Barnet Horse Fair began in the 16th century. It was originally held twice a year, but today it is an annual event. The sale of horses and other livestock declined during the 20th century, and the funfair is now the main attraction. The fair became so popular that Barnet became cockney rhyming slang for hair (Barnet Fair = hair).
A fair has been held on Hampstead Heath since the late 19th century. It is traditionally held over Easter and other bank holidays. It was extremely popular: 30,000–50,000 people often attended a bank holiday Fair. In 1910, attendance records were broken on Easter Monday when an estimated 200,000 people visited the fair. In 1920, the event attracted royalty when Queen Alexandra drove past to view the Easter Monday festivities and attractions. The fair’s popularity continued during and after the Second World War. By the end of the century, a small permanent fair was established on the nearby Vale of Health.

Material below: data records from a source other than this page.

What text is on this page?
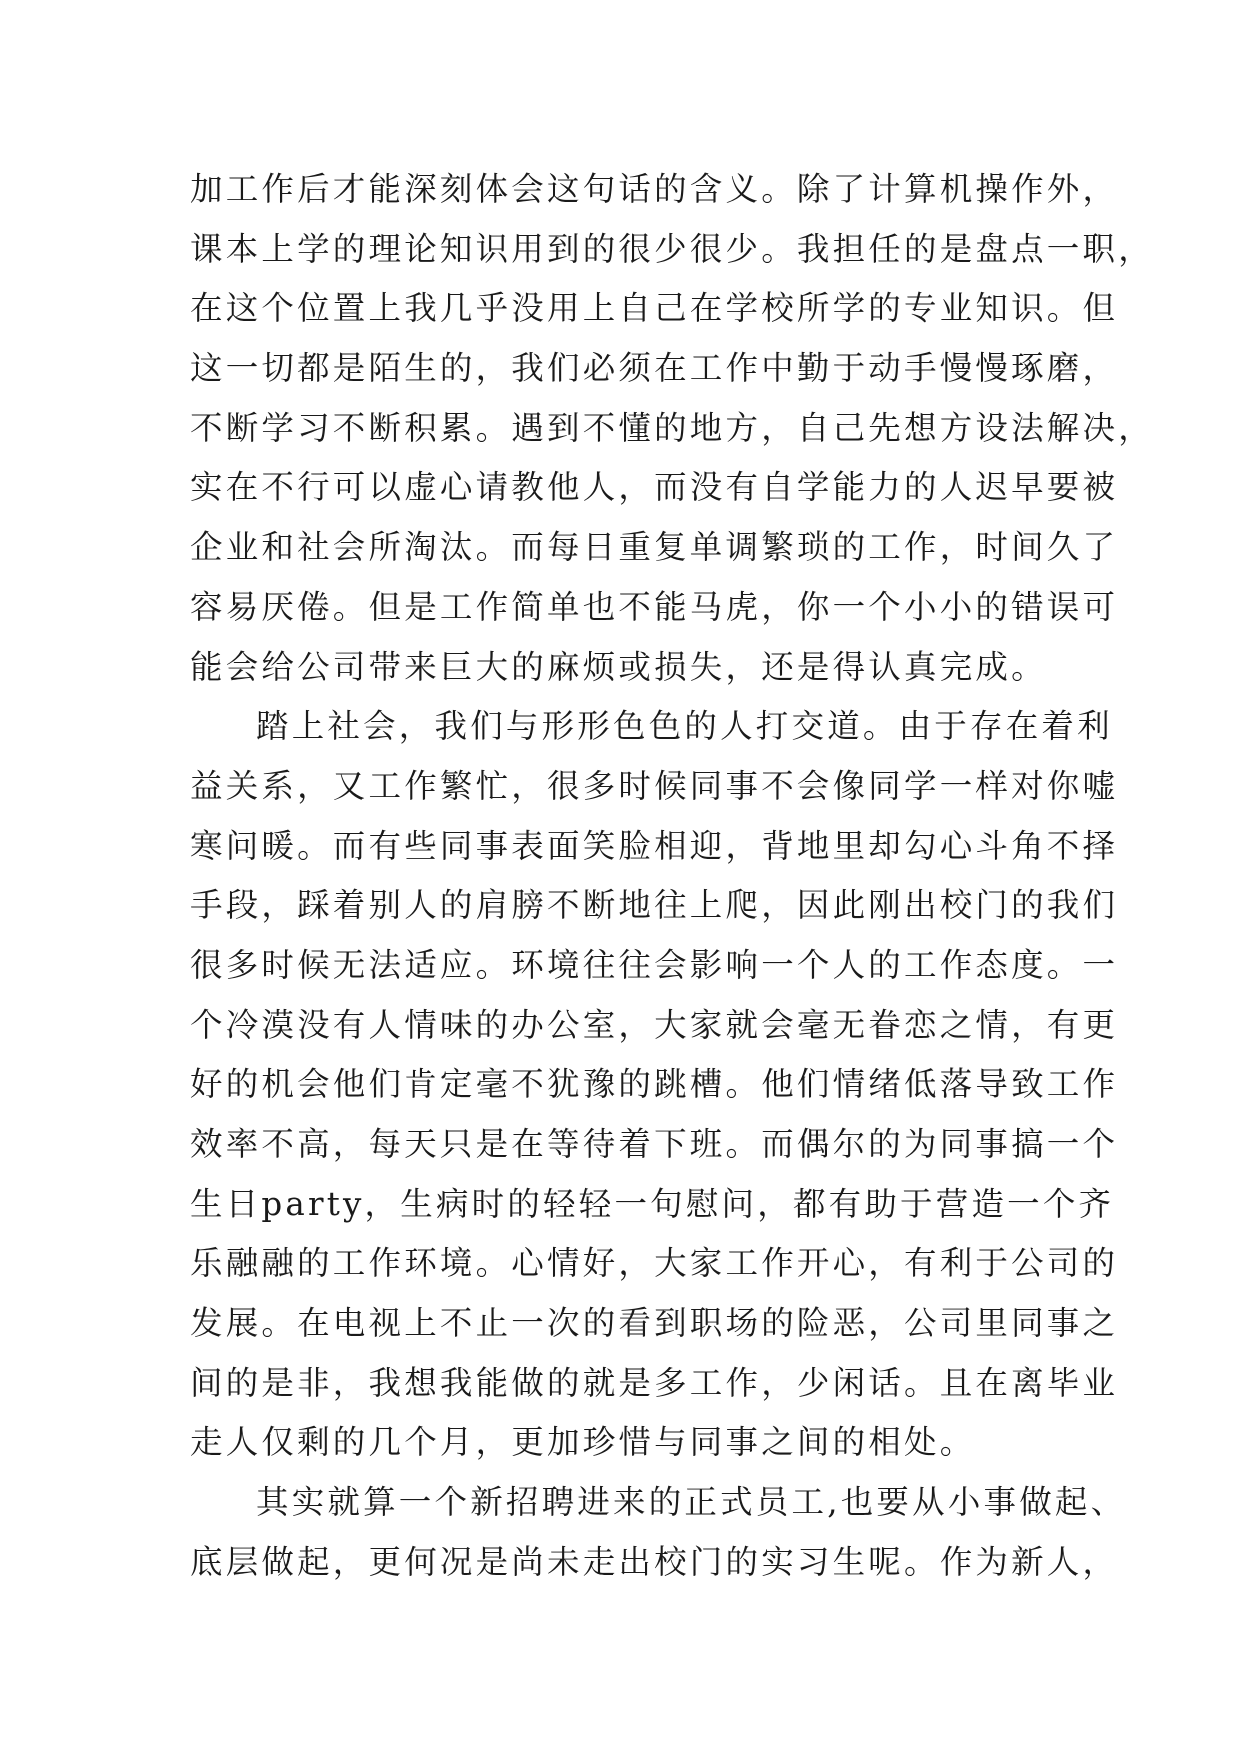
加工作后才能深刻体会这句话的含义。除了计算机操作外，
课本上学的理论知识用到的很少很少。我担任的是盘点一职，
在这个位置上我几乎没用上自己在学校所学的专业知识。但
这一切都是陌生的，我们必须在工作中勤于动手慢慢琢磨，
不断学习不断积累。遇到不懂的地方，自己先想方设法解决，
实在不行可以虚心请教他人，而没有自学能力的人迟早要被
企业和社会所淘汰。而每日重复单调繁琐的工作，时间久了
容易厌倦。但是工作简单也不能马虎，你一个小小的错误可
能会给公司带来巨大的麻烦或损失，还是得认真完成。
踏上社会，我们与形形色色的人打交道。由于存在着利
益关系，又工作繁忙，很多时候同事不会像同学一样对你嘘
寒问暖。而有些同事表面笑脸相迎，背地里却勾心斗角不择
手段，踩着别人的肩膀不断地往上爬，因此刚出校门的我们
很多时候无法适应。环境往往会影响一个人的工作态度。一
个冷漠没有人情味的办公室，大家就会毫无眷恋之情，有更
好的机会他们肯定毫不犹豫的跳槽。他们情绪低落导致工作
效率不高，每天只是在等待着下班。而偶尔的为同事搞一个
生日party，生病时的轻轻一句慰问，都有助于营造一个齐
乐融融的工作环境。心情好，大家工作开心，有利于公司的
发展。在电视上不止一次的看到职场的险恶，公司里同事之
间的是非，我想我能做的就是多工作，少闲话。且在离毕业
走人仅剩的几个月，更加珍惜与同事之间的相处。
其实就算一个新招聘进来的正式员工,也要从小事做起、
底层做起，更何况是尚未走出校门的实习生呢。作为新人，
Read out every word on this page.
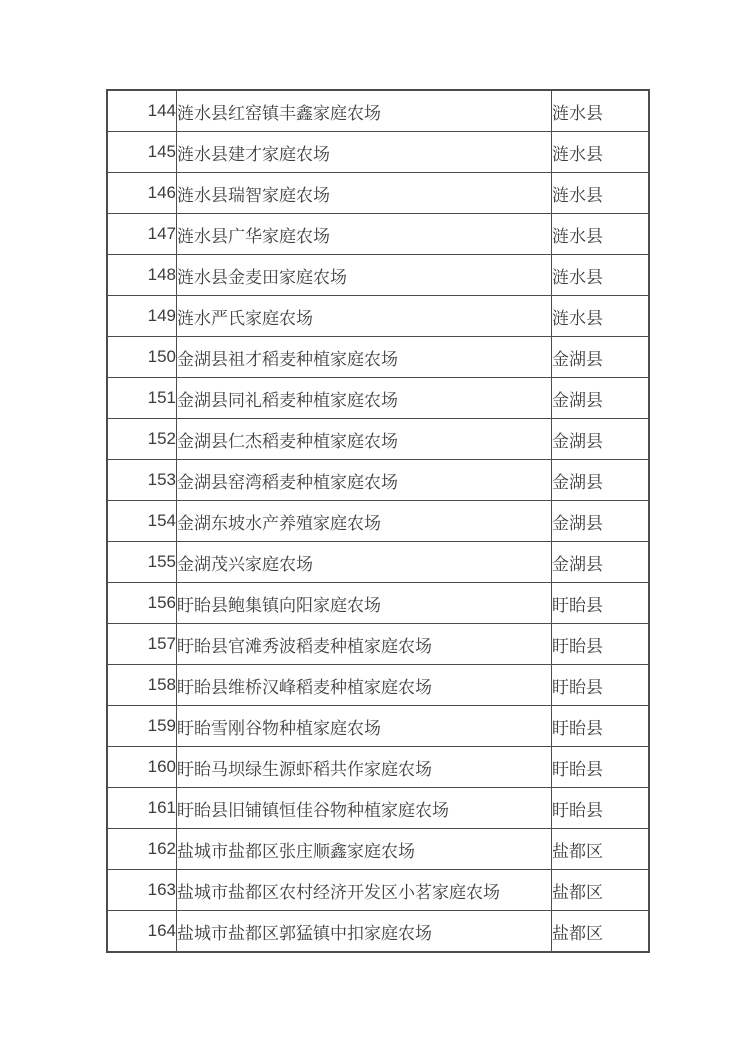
144	涟水县红窑镇丰鑫家庭农场	涟水县
145	涟水县建才家庭农场	涟水县
146	涟水县瑞智家庭农场	涟水县
147	涟水县广华家庭农场	涟水县
148	涟水县金麦田家庭农场	涟水县
149	涟水严氏家庭农场	涟水县
150	金湖县祖才稻麦种植家庭农场	金湖县
151	金湖县同礼稻麦种植家庭农场	金湖县
152	金湖县仁杰稻麦种植家庭农场	金湖县
153	金湖县窑湾稻麦种植家庭农场	金湖县
154	金湖东坡水产养殖家庭农场	金湖县
155	金湖茂兴家庭农场	金湖县
156	盱眙县鲍集镇向阳家庭农场	盱眙县
157	盱眙县官滩秀波稻麦种植家庭农场	盱眙县
158	盱眙县维桥汉峰稻麦种植家庭农场	盱眙县
159	盱眙雪刚谷物种植家庭农场	盱眙县
160	盱眙马坝绿生源虾稻共作家庭农场	盱眙县
161	盱眙县旧铺镇恒佳谷物种植家庭农场	盱眙县
162	盐城市盐都区张庄顺鑫家庭农场	盐都区
163	盐城市盐都区农村经济开发区小茗家庭农场	盐都区
164	盐城市盐都区郭猛镇中扣家庭农场	盐都区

The Battersea Fun Fair began life in 1951 as the Pleasure Gardens of the Festival of Britain. The fair continued until the mid-1970s, with many attractions and rides such as the Big Dipper rollercoaster and the Water Chute.
In the early 20th century, arcade machines were the precursor to ‘movies’. Mutoscope machines, which worked like a flick book, were many people’s first experience of ‘moving pictures’. The popularity of these machines prompted the first amusement arcades. Previously, just single machines were found in shops or bars.
The first permanent amusement arcade in the United Kingdom was opened in 1896 in Upper Street, Islington by George Barren. Popularity for arcade games increased, but during the First World War, manufacture of the machines diminished. However, arcades were still operated during the war by the Barren family, who had premises on the Strand, Coventry Street and in Westminster. Another company that produced slot machines was Wondermatics, in Tottenham, which stopped making arcade machines in 1965.